Background/Objectives Adults with heart failure (HF) have high prevalence of central sleep apnea (CSA). While this has been repeatedly investigated in adults, there is a deficiency of similar research in pediatric populations. The goal of this study was to compare prevalence of CSA in children with and without HF and correlate central apneic events with heart function. Methods Retrospective analysis of data from children with and without HF was conducted. Eligible children were less than 18 years old with echocardiogram and polysomnogram within 6 months of each other. Children were separated into groups with and without HF based on left ventricular ejection fraction (LVEF).

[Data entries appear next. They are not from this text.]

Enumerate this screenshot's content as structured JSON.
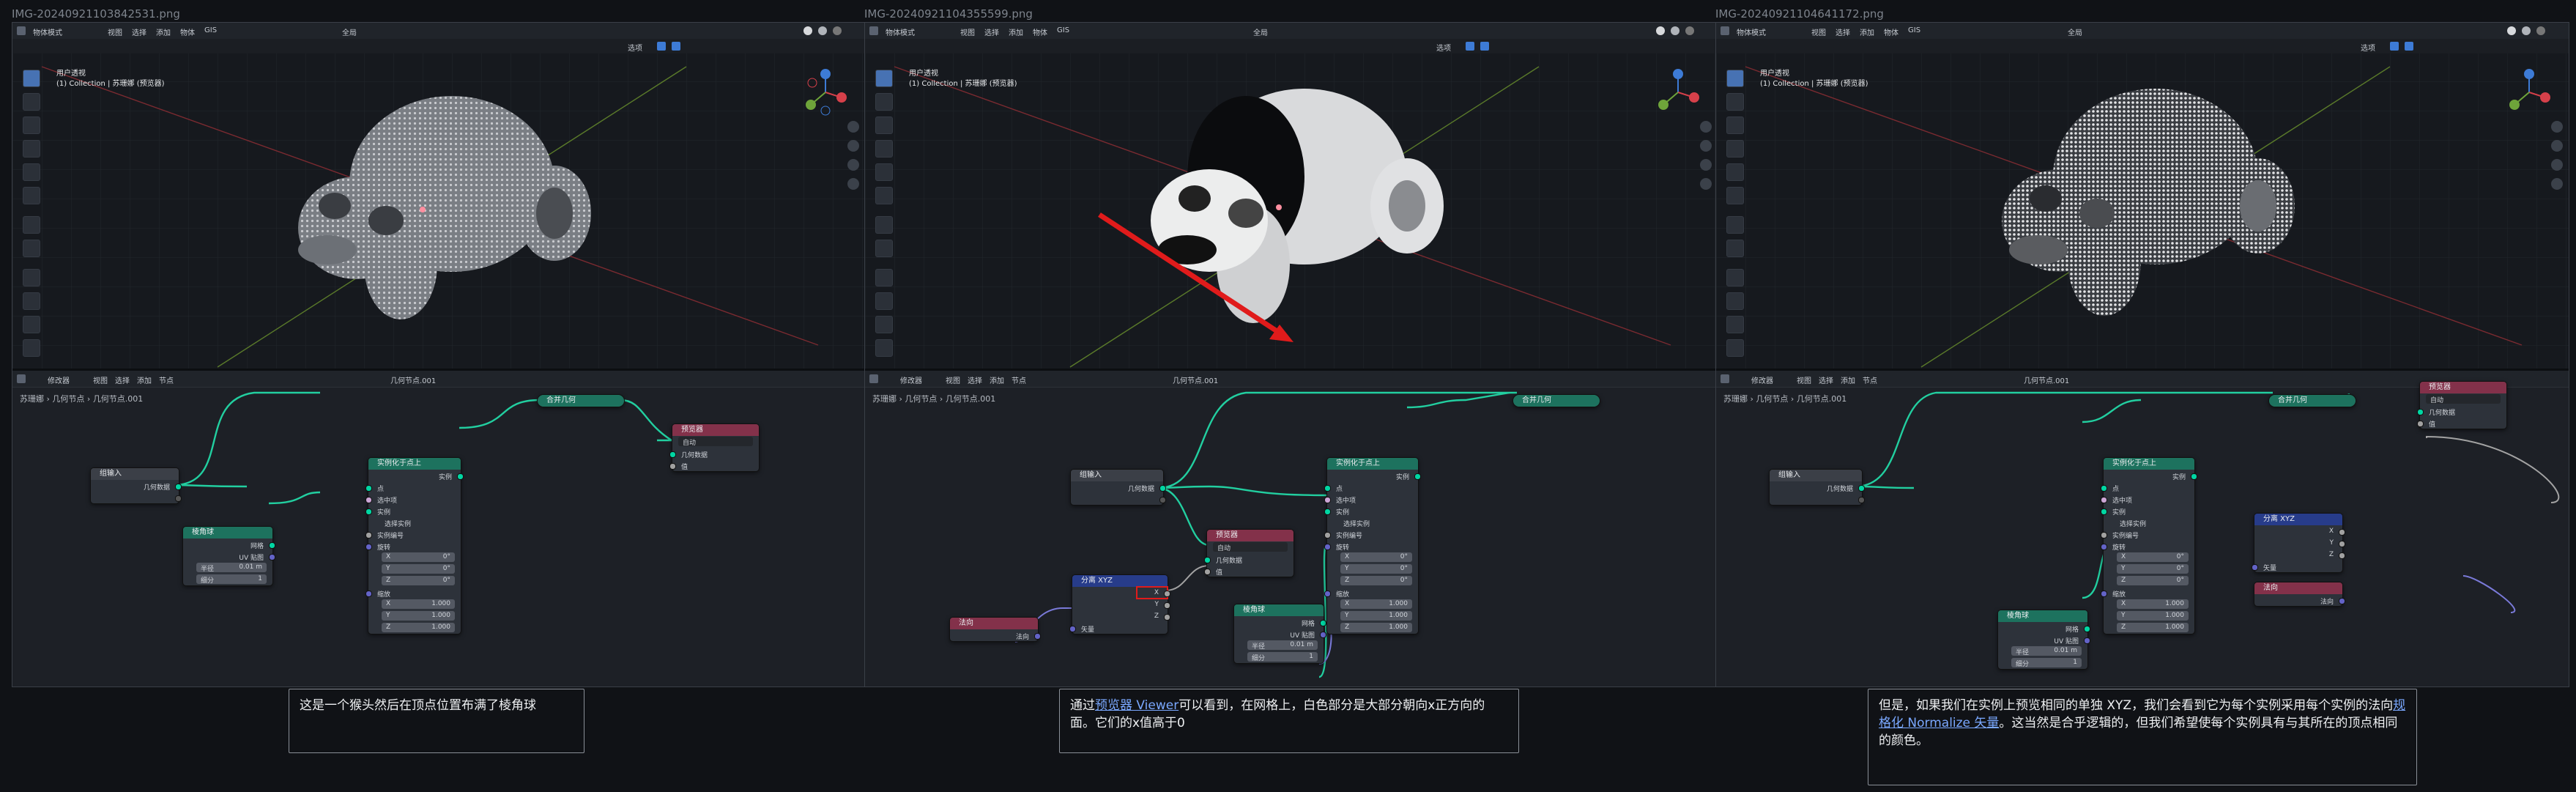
{
  "filenames": [
    "IMG-20240921103842531.png",
    "IMG-20240921104355599.png",
    "IMG-20240921104641172.png"
  ],
  "viewport": {
    "mode_menu": "物体模式",
    "menus": [
      "视图",
      "选择",
      "添加",
      "物体",
      "GIS"
    ],
    "transform": "全局",
    "options": "选项",
    "view_name": "用户透视",
    "collection": "(1) Collection | 苏珊娜 (预览器)"
  },
  "editor": {
    "type": "修改器",
    "menus": [
      "视图",
      "选择",
      "添加",
      "节点"
    ],
    "tree_name": "几何节点.001",
    "breadcrumb": [
      "苏珊娜",
      "几何节点",
      "几何节点.001"
    ]
  },
  "nodes": {
    "group_input": {
      "title": "组输入",
      "geometry": "几何数据"
    },
    "instance_on_points": {
      "title": "实例化于点上",
      "instances": "实例",
      "points": "点",
      "selection": "选中项",
      "instance": "实例",
      "pick_instance": "选择实例",
      "instance_index": "实例编号",
      "rotation": "旋转",
      "x": "X",
      "y": "Y",
      "z": "Z",
      "rot_x": "0°",
      "rot_y": "0°",
      "rot_z": "0°",
      "scale": "缩放",
      "sx": "1.000",
      "sy": "1.000",
      "sz": "1.000"
    },
    "realize": {
      "title": "合并几何"
    },
    "viewer": {
      "title": "预览器",
      "mode": "自动",
      "geometry": "几何数据",
      "value": "值"
    },
    "ico_sphere": {
      "title": "棱角球",
      "mesh": "网格",
      "uv": "UV 贴图",
      "radius_label": "半径",
      "radius": "0.01 m",
      "subdiv_label": "细分",
      "subdiv": "1"
    },
    "separate_xyz": {
      "title": "分离 XYZ",
      "x": "X",
      "y": "Y",
      "z": "Z",
      "vector": "矢量"
    },
    "normal": {
      "title": "法向",
      "output": "法向"
    }
  },
  "captions": [
    {
      "text": "这是一个猴头然后在顶点位置布满了棱角球"
    },
    {
      "pre": "通过",
      "link": "预览器 Viewer",
      "post": "可以看到，在网格上，白色部分是大部分朝向x正方向的面。它们的x值高于0"
    },
    {
      "pre": "但是，如果我们在实例上预览相同的单独 XYZ，我们会看到它为每个实例采用每个实例的法向",
      "link": "规格化 Normalize 矢量",
      "post": "。这当然是合乎逻辑的，但我们希望使每个实例具有与其所在的顶点相同的颜色。"
    }
  ],
  "colors": {
    "geometry_socket": "#00d6a3",
    "vector_socket": "#6363c7",
    "float_socket": "#a1a1a1",
    "viewer_header": "#83314a",
    "geometry_header": "#1d725e",
    "converter_header": "#273c8a",
    "arrow": "#e01b1b"
  }
}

Defining CSA as central apnea‐hypopnea index (CAHI) more than 1/hour, the cohort was also classified into children with and without CSA for comparative study. Results A total of 120 children (+HF: 19, −HF: 101) were included. The +HF group was younger, with higher prevalence of trisomy 21, muscular dystrophy, oromotor incoordination, and structural heart disease. The +HF group had lower apnea‐hypopnea index (median: 3/hour vs. 8.6/hour) and lower central apnea index (CAI) (median: 0.2/hour vs. 0.55/hour). Prevalence of CSA was similar in both groups (p = .195). LogCAHI was inversely correlated to age (Pearson correlation coefficient: −0.245, p = .022). Children with CSA were younger and had higher prevalence of prematurity (40% vs. 5.3%). There was no significant difference in LVEF between children with and without CSA. After excluding children with prematurity, relationship between CAHI and age was no longer sustained. Conclusions In contrast to adults, there is no difference in prevalence of CSA in children with and without HF. Unlike in adults, LVEF does not correlate with CAI in children. Overall, it appears that central apneic events may be more a function of age and prematurity rather than of heart function.